I believe a good PR person is a news junkie. You read the dailies (the big ones of course). You read the weeklies religiously if you are in the tech industry. eWeek is a constant companion. This gives you pitch ideas, knowledge of the entire industry and all sorts of other intangibles. I always assumed this was a given.

But being the objective person I try to be (and often fail), I said to myself: "Self, can I get all I need from Google and not from actually reading?" Email is fast and I can realy focus searches or make them as wide as I want. But that still lets me miss stuff. And Google I think only gets me 50 percent of the stories out there in the tech space.

So I am experimenting with seeing just how much people are missing by not actually reading anymore. I have used Google news alerts and Factiva primarily as back up tools for the past two years, but maybe I am not giving them enough credit. Still, I still strongly feel that a PR person has to read as much as possible and that reading hard copies of publications makes you think more and gives you more ideas.

Any thoughts on this? I assume all us grey hairs in the industry will react the same and say "in my day, we used to read the actual pubs and got actual newsprint on our hands. And we liked it!"

7 Comments:

Blogger John Wagner - 3:32 PM, January 18, 2006

Why, back in my day we used to read the newspapers...

Sorry. Couldn't help it.

I think what you're seeing is a perfect example of the diminishing power of media relations to "move the needle."

If young people aren't reading the news, then what good is a story in the newspaper when it comes to changing perceptions or creating interest?

 
Blogger Peter Himler - 10:17 PM, January 18, 2006

The answer is an unequivocal no. I too have found that not only do many young people in our profession consume too few news outlets on a daily basis, but they read very few books -- and there are plenty of non-fiction tomes that are exceedingly relevant to the practice of PR. It's sad, but true.

 
Blogger The Optimist - 9:16 AM, January 19, 2006

Mr. Wagner, the next line should have been: "that's the way it was, and we liked it, ya young whippersnappers."

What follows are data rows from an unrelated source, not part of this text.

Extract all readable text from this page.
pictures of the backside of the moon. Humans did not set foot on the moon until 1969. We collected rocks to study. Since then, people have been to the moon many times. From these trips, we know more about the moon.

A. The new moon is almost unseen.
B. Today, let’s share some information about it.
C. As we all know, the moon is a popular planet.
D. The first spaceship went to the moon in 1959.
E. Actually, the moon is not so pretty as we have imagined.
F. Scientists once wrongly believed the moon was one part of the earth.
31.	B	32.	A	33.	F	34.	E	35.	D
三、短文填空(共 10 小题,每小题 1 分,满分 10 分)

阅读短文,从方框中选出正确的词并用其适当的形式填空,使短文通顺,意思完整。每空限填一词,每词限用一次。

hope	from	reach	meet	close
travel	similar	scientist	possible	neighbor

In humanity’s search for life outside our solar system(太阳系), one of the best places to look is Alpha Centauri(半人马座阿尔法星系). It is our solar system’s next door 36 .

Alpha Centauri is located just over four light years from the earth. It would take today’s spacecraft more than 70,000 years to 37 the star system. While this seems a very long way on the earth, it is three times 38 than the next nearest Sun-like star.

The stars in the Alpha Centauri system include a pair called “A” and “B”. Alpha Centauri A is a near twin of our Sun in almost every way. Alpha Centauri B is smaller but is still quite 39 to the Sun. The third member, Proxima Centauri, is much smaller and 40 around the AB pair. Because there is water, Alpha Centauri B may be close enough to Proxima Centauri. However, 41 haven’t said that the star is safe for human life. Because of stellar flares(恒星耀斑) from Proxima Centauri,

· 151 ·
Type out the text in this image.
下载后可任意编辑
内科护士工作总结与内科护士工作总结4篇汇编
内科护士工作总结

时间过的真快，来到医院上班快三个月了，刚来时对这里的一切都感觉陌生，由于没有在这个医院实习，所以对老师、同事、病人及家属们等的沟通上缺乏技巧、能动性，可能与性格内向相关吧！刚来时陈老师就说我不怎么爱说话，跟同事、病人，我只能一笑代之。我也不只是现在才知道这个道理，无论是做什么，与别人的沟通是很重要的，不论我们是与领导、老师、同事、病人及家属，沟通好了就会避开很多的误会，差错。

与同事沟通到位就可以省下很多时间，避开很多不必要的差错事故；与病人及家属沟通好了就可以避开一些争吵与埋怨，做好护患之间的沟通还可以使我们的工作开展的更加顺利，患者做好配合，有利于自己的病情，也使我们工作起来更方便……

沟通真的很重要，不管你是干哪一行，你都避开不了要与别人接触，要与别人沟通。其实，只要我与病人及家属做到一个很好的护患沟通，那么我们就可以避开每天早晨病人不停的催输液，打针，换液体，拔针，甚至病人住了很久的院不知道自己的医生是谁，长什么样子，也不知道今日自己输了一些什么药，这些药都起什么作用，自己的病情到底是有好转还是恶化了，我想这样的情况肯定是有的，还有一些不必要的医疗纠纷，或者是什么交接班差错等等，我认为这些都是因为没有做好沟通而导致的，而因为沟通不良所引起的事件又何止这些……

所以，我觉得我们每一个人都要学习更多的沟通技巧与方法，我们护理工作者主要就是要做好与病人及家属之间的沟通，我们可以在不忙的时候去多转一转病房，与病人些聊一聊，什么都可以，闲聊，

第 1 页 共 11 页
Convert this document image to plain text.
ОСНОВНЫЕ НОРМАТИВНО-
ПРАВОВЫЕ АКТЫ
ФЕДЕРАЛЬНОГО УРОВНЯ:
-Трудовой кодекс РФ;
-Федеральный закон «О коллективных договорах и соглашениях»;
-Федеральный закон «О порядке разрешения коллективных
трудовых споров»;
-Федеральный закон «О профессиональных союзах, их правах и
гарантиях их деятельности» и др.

Third day of my experiment to only get my news from google and factiva. And I officially hate it.

I have found myself drifting to other things while reading the online stuff (reading email, making a call). I can't shake the fact that I think I am missing good stories. This just isn't working.

I just can't fathom how people can do this job without being a news junkie.

 
Anonymous Anonymous - 4:50 PM, January 20, 2006

Only reading Google news alerts? The future of PR is worse than I thought. I recently wrote an op-ed for Bulldog Reporter's Daily Dog about neophytes' lack of journalism experience. Now I learn that they aren't reading... What's next?

I subscribe to at least ten publications ranging from PR Week to The New Yorker.

And, yes, I have a head full of gray hair.

Wayne E. Pollard
Author, Minds Before Market Share

 
Blogger The Optimist - 9:53 AM, January 23, 2006

I have just completed a week of googling for news. The result: Complete failure.

Google got about only 50 percent of the news I wanted. ANd that is being generous. The high tech trades are very badly represented by Google.

And it does not allow me any room for tangential searches.

A complete failure. It is up to us gray hairs (or people coloring their gray hair) to fix this with our youngsters. If telling them to read doesn't help, we may have to reinstitute corporate flogging.

Seriously, this is a problem. I am curious if anyone has good solutions for breaking through to these junior staff.

 
Blogger Michael Henry - 7:47 PM, April 05, 2007

At my Tech PR firm, we have educational sessions each week, led by various members of our department, to help us build our skills and sharpen our talent as media experts. Last week this was the topic of our ED session. I think a good PR professional should use both methods, G alerts and rigorous print-in-hand reading. They should be news junkies and use the G alerts as an outline or point of departure in more comprehensive reading. As the modern age digitizes print media, we have searching conveniences that limit the scope of what we encounter. I may be a Whippersnapper, but I love reading news, among other things.

Michael Hersh
FusionPR Forum

 
Anonymous Rong Chang Chien - 10:32 PM, March 02, 2008

I think you are right. People do not like to spend time reading because they think it takes too much time on it. Reading can help improve people’s writing and even knowledge. I think even though Google might not be able to give complete information, it does save some busy people a lot of time to know the information. It really depends. If I have time, I would like to read newspaper instead of reading things online.